Author : James Gleick
Publisher : Vintage
Page : 400 pages
File Size : 32,3 MB
Release : 2011-03-01
Category : Science
ISBN : 0307379574
From the bestselling author of the acclaimed Chaos and Genius comes a thoughtful and provocative exploration of the big ideas of the modern era: Information, communication, and information theory. Acclaimed science writer James Gleick presents an eye-opening vision of how our relationship to information has transformed the very nature of human consciousness. A fascinating intellectual journey through the history of communication and information, from the language of Africa’s talking drums to the invention of written alphabets; from the electronic transmission of code to the origins of information theory, into the new information age and the current deluge of news, tweets, images, and blogs. Along the way, Gleick profiles key innovators, including Charles Babbage, Ada Lovelace, Samuel Morse, and Claude Shannon, and reveals how our understanding of information is transforming not only how we look at the world, but how we live.

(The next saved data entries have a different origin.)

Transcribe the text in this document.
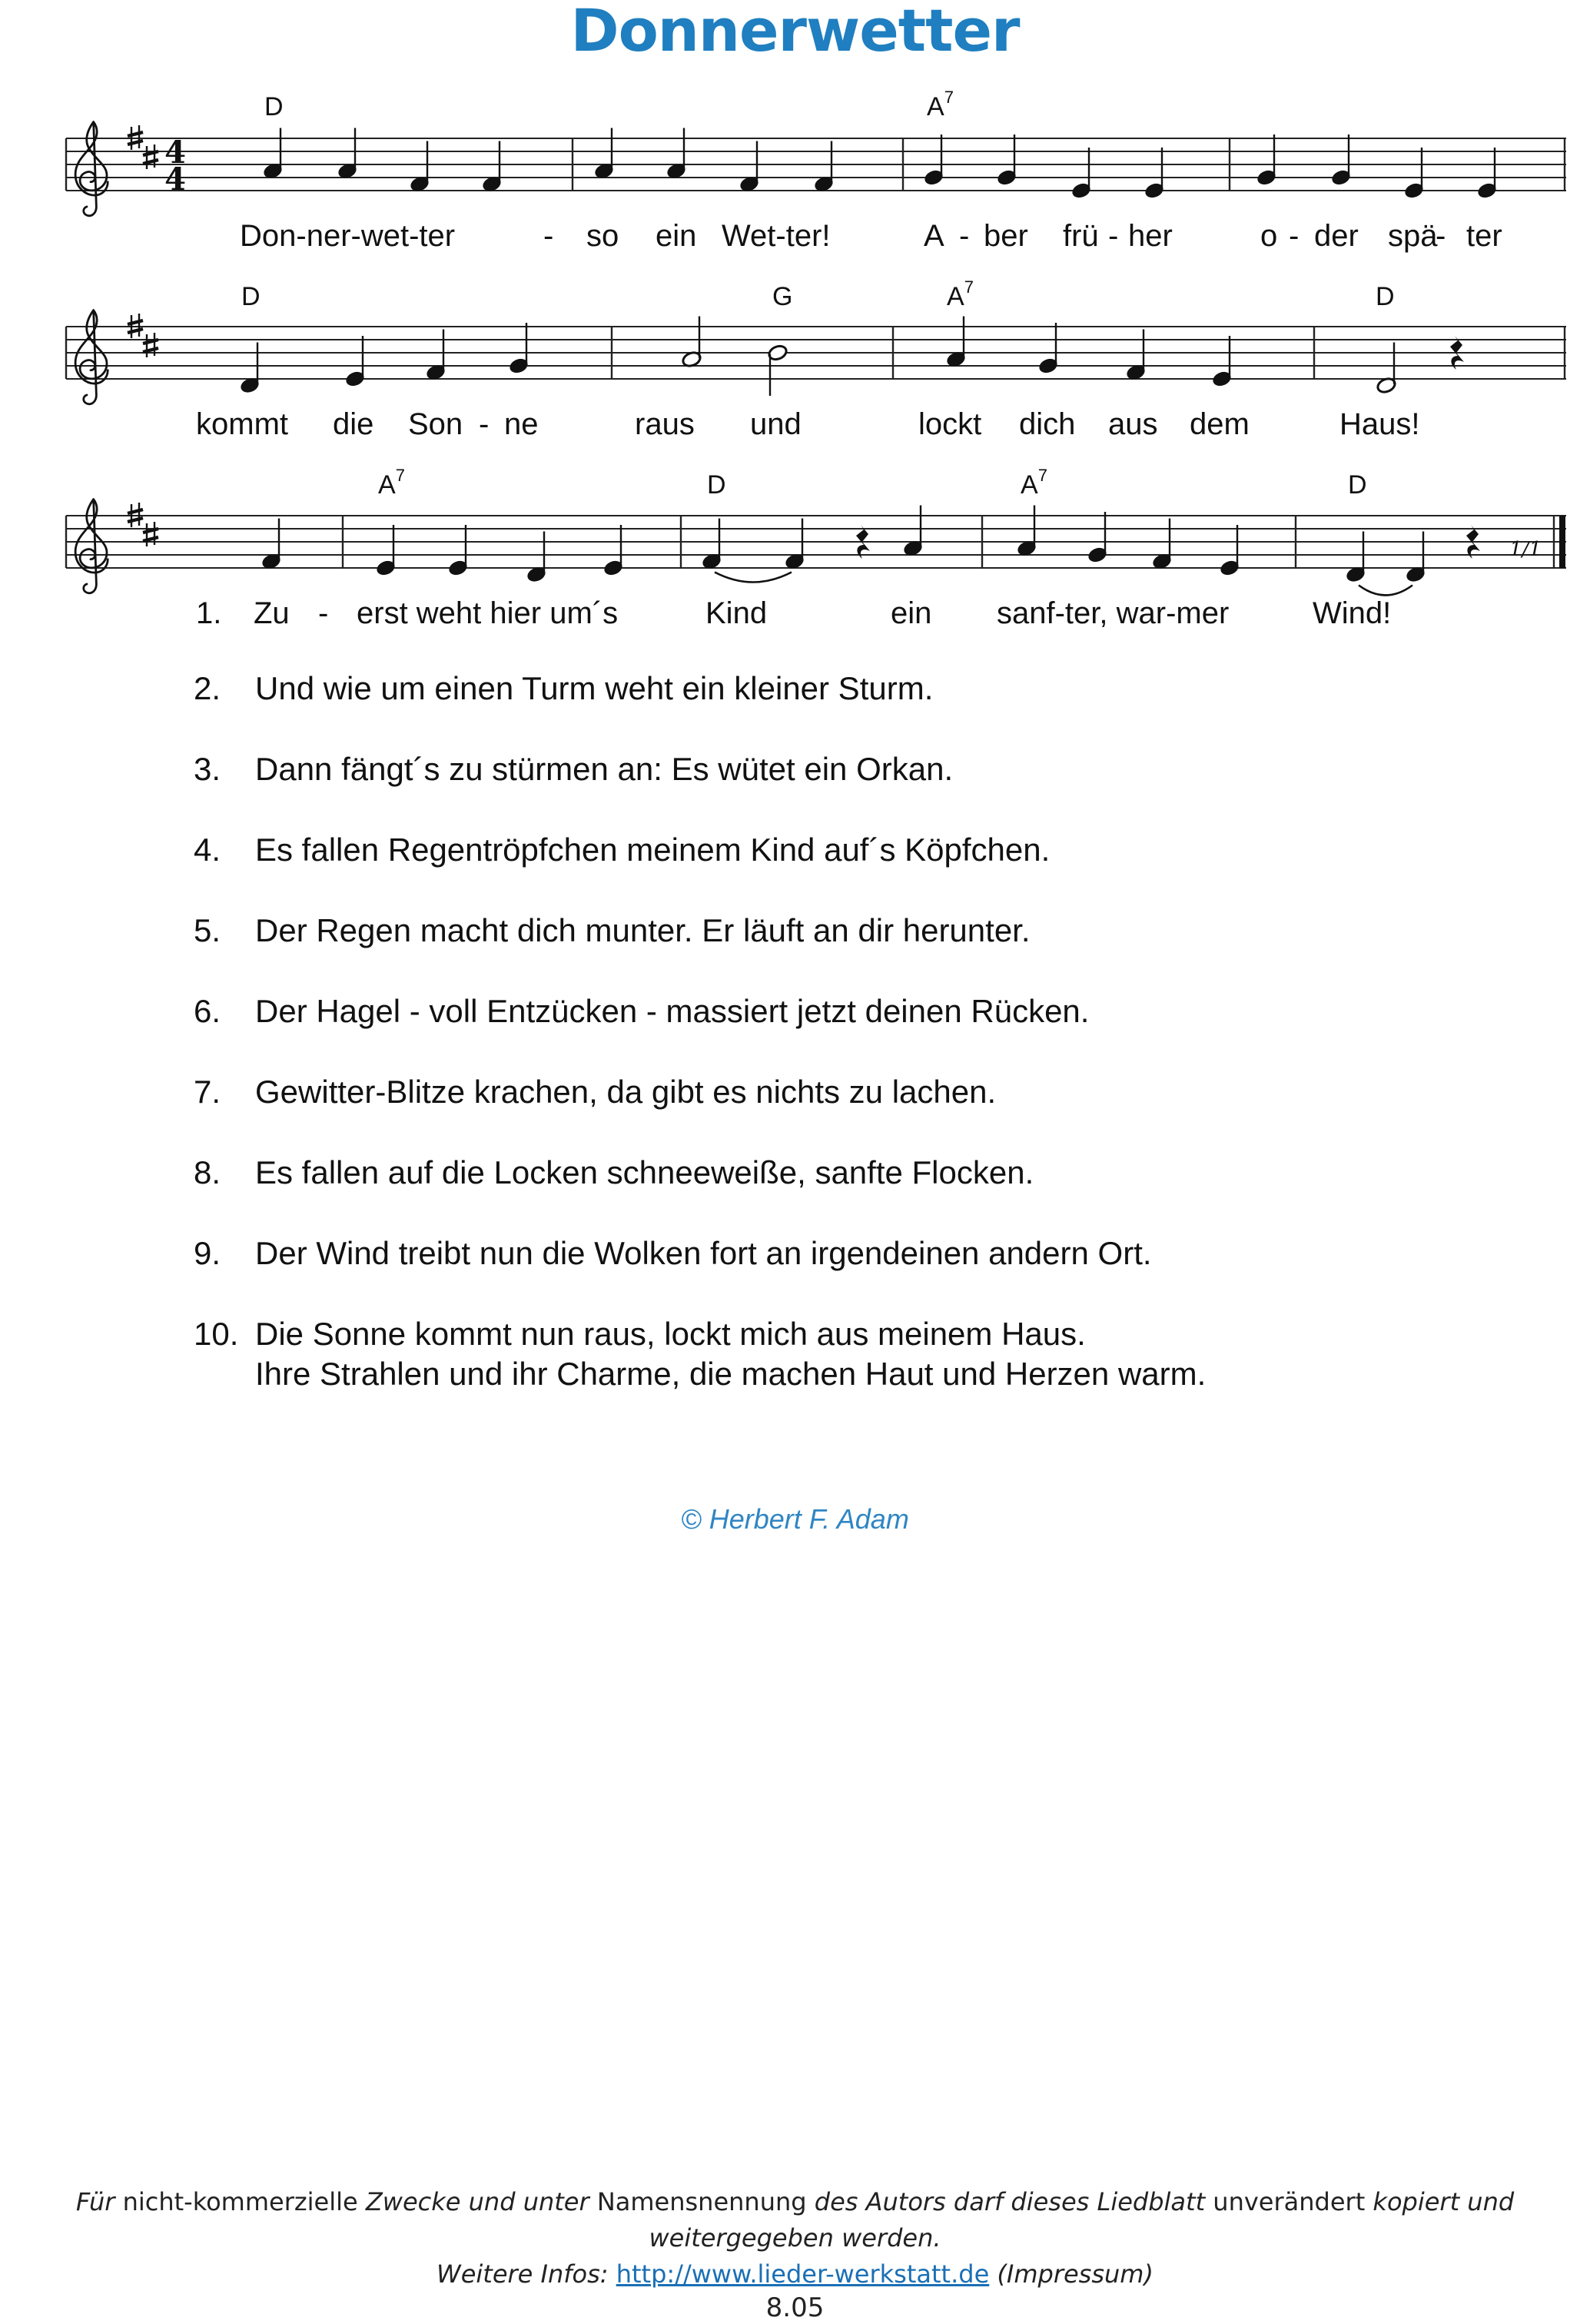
Donnerwetter
4
4
1/1
D	$A^7$
D	G	$A^7$	D
$A^7$	D	$A^7$	D
Don-ner-wet-ter	- so ein Wet-ter!	A - ber frü - her	o - der spä
- ter
kommt die Son - ne	raus und	lockt dich aus dem	Haus!
1. Zu - erst weht hier um´s	Kind	ein sanf-ter, war-mer	Wind!
2.	Und wie um einen Turm weht ein kleiner Sturm.
3.	Dann fängt´s zu stürmen an: Es wütet ein Orkan.
4.	Es fallen Regentröpfchen meinem Kind auf´s Köpfchen.
5.	Der Regen macht dich munter. Er läuft an dir herunter.
6.	Der Hagel - voll Entzücken - massiert jetzt deinen Rücken.
7.	Gewitter-Blitze krachen, da gibt es nichts zu lachen.
8.	Es fallen auf die Locken schneeweiße, sanfte Flocken.
9.	Der Wind treibt nun die Wolken fort an irgendeinen andern Ort.
10. Die Sonne kommt nun raus, lockt mich aus meinem Haus.
Ihre Strahlen und ihr Charme, die machen Haut und Herzen warm.
© Herbert F. Adam
Für nicht-kommerzielle Zwecke und unter Namensnennung des Autors darf dieses Liedblatt unverändert kopiert und weitergegeben werden.
Weitere Infos: http://www.lieder-werkstatt.de (Impressum)
8.05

A New York Times Notable Book A Los Angeles Times and Cleveland Plain Dealer Best Book of the Year Winner of the PEN/E. O. Wilson Literary Science Writing Award
Author : Joshua Landy
Publisher :
Page : 416 pages
File Size : 11,54 MB
Release : 2009
Category : History
ISBN :
The Re-Enchantment of the World is an interdisciplinary volume that challenges the long-prevailing view of modernity as "disenchanted." There is of course something to the widespread idea, so memorably put into words by Max Weber, that modernity is characterized by the "progressive disenchantment of the world." Yet what is less often recognized is the fact that a powerful counter-tendency runs alongside this one, an overwhelming urge to fill the vacuum left by departed convictions, and to do so without invoking superseded belief systems. In fact, modernity produces an array of strategies for re-enchantment, each fully compatible with secular rationality. It has to, because God has many "aspects"--or to put it in more secular terms, because traditional religion offers so much in so many domains. From one thinker to the next, the question of just what, in religious enchantment, needs to be replaced in a secular world receives an entirely different answer. Now, for the first time, many of these strategies are laid out in a single volume, with contributions by specialists in literature, history, and philosophy.